Food and Drug Administration Commissioner Scott Gottlieb says he’s not looking to shame brand-name drug companies into providing generic drugmakers with the samples they need to create copies. It’s hard to see what else he has in mind by publishing a list of companies that generics makers say aren’t playing ball.
If pushing the big pharmaceutical companies to allow more competition from generics is indeed his goal, it’s a good one. Getting generic medicines to market faster could go a long way toward lowering exorbitant drug prices in the U.S. But whether Gottlieb’s effort to shine daylight on the companies’ “shenanigans,” as he puts it, will work is an open question.
It would be more effective to empower generics makers to sue brand-name drug makers who resist or delay selling them the thousands of samples they need to create and test copies. Bipartisan legislation to do just that has been stalled in Congress, opposed by the powerful pharmaceutical lobby.

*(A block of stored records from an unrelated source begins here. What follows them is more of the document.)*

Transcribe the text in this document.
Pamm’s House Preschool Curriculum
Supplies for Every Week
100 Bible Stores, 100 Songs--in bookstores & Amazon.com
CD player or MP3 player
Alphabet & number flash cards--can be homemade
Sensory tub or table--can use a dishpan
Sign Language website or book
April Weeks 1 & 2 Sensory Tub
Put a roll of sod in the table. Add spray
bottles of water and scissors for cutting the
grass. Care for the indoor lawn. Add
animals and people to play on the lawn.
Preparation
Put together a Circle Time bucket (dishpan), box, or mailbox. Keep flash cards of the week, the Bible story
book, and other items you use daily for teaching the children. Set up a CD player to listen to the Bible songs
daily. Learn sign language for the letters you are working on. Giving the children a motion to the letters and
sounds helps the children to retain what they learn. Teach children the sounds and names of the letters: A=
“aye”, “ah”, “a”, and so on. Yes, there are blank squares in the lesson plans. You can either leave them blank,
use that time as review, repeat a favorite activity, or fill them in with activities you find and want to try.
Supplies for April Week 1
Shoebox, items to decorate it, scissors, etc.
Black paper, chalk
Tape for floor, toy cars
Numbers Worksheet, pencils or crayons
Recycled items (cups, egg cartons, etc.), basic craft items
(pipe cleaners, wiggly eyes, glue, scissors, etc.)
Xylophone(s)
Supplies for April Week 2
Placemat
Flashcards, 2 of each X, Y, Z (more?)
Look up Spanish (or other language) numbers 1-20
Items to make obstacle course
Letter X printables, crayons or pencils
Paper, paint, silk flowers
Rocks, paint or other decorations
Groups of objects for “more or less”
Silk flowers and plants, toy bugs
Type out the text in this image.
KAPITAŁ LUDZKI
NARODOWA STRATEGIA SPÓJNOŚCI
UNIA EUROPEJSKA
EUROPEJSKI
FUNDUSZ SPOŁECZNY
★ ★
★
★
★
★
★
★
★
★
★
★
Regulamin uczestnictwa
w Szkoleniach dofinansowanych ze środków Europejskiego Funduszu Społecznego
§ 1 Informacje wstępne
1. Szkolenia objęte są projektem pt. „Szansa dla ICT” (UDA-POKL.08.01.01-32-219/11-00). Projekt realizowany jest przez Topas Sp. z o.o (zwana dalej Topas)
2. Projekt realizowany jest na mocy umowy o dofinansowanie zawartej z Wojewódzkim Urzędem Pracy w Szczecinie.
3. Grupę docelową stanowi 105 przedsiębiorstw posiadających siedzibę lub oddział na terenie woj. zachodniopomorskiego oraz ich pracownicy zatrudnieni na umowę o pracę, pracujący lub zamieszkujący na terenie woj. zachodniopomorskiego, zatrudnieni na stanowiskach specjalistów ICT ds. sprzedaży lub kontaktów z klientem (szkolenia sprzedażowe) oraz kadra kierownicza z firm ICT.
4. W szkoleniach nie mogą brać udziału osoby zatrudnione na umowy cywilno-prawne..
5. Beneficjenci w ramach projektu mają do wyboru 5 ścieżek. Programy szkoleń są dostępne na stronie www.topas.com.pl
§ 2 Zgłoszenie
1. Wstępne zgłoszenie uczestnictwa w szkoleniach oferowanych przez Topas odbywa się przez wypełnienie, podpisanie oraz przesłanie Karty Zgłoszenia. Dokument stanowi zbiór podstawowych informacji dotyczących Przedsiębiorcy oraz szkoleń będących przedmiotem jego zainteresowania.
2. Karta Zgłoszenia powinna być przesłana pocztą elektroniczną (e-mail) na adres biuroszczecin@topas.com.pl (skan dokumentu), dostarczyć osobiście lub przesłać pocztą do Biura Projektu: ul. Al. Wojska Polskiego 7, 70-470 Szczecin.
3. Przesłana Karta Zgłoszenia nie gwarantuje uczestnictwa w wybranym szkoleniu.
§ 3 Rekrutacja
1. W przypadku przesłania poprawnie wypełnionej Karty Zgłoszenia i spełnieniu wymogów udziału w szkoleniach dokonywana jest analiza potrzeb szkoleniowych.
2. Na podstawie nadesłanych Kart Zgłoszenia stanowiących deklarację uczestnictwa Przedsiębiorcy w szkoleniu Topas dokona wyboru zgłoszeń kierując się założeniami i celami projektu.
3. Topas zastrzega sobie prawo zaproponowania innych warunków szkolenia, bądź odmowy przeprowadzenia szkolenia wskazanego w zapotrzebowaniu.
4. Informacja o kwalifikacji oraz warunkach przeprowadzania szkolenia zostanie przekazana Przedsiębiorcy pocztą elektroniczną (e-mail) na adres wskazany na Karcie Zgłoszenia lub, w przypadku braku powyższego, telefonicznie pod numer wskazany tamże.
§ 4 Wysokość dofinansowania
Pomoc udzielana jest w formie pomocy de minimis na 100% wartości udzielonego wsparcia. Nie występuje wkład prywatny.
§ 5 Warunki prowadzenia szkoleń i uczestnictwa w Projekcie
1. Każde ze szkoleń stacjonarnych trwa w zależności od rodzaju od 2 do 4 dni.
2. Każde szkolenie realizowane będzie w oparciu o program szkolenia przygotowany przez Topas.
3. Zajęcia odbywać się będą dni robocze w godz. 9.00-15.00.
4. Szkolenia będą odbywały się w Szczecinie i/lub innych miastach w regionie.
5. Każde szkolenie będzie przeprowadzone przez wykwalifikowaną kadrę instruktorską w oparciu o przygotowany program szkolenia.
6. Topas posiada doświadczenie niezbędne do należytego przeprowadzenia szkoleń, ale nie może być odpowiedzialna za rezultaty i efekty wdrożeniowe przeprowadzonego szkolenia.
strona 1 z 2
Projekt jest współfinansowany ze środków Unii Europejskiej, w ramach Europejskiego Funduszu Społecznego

Now, in the wake of President Trump’s recent promise to boost competition in the drug market and Gottlieb’s efforts on generics, Speaker Paul Ryan says a revised version of the bill may soon move forward in the House. He and Senate Majority Leader Mitch McConnell should see that the legislation is passed without delay.
Brand-name drugs are expensive because they are protected from competition by the FDA and the U.S. Patent Office for anywhere from eight to over 15 years. A 2016 Harvard Medical School study found that this is the No. 1 reason drug spending has risen so much in the U.S. – by 164 percent from 2008 to 2015.
Slowing the creation of generic drugs is not the only way that big drugmakers endeavor to extend their brand-name monopolies. But it is one that lawmakers can readily address by ensuring that generics makers can create copies at the earliest possible opportunity.